Namun pemilu kali ini menjadi tidak biasa karena persoalan mulai muncul ketika etika dan moral diabaikan.
“Kita menghendaki perpolitikan yang tidak semata-mata dasarnya adalah naked power. Di situlah kita ngomong tentang etika, nilai, ide-ide, prinsip di dalam berpolitik. Di situ kita berhadapan dengan persoalan,” tuturnya.
Yang menjadi dilema, lanjutnya, persoalan etika dan moral dalam berpolitik selalu berulang di mana moral dan etika hanya menjadi bahasan level bawah. Parahnya kondisi ini terjadi tidak hanya di Indonesia.
“Ini lucu ketika kita ngomong moral dan etika dalam politik itu ada kondisi yang parsial. Kalau orang lagi di bawah dia minta moral tapi ketika dia di atas menolak moral. Selalu begitu dalam setiap proses pemilu, selalu begitu kecenderungannya. Di situ problemnya,” ungkapnya.
Ia lantas mencontohkan hal serupa yang saat ini sedang terjadi di Thailand yang persoalannya lebih kompeks dari yang dialami Indonesia. “Tapi untungnya di Thailand civil society-nya lebih kuat, kalau kita pakai perbandingan dengan Thailand,” ujarnya.

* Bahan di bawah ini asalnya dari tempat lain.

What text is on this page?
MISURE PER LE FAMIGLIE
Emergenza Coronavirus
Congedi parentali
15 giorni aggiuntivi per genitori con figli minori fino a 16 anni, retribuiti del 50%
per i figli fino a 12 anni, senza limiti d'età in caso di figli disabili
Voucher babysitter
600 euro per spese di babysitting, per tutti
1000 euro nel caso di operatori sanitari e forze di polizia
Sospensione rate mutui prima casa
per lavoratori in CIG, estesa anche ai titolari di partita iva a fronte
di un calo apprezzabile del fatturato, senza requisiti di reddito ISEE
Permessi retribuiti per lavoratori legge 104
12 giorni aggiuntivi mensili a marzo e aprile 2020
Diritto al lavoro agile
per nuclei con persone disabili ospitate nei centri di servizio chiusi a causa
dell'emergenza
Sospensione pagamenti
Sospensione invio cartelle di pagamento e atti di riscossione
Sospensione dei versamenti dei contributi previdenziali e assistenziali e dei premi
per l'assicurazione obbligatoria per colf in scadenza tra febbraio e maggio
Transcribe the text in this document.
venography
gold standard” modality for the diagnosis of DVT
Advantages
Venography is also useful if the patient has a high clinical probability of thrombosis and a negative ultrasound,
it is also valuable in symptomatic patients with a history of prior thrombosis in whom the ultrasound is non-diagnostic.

“Harapan kita dengan melihat kenyataan ini akhirnya semua pihak mestinya belajar. Semua elite dan organisasi perpolitikan yang ada di kita ini mestinya mengerti bahwa pentingnya satu keyakinan bahwa politik itu dasarnya semata-mata pada naked power karena suatu saat kamu yang akan menjadi korban. Ke depan demokrasi Indonesia itu mesti menghasilkan kesepakatan baru, (salah satunya) etika di dalam politik,” ujarnya. [ran]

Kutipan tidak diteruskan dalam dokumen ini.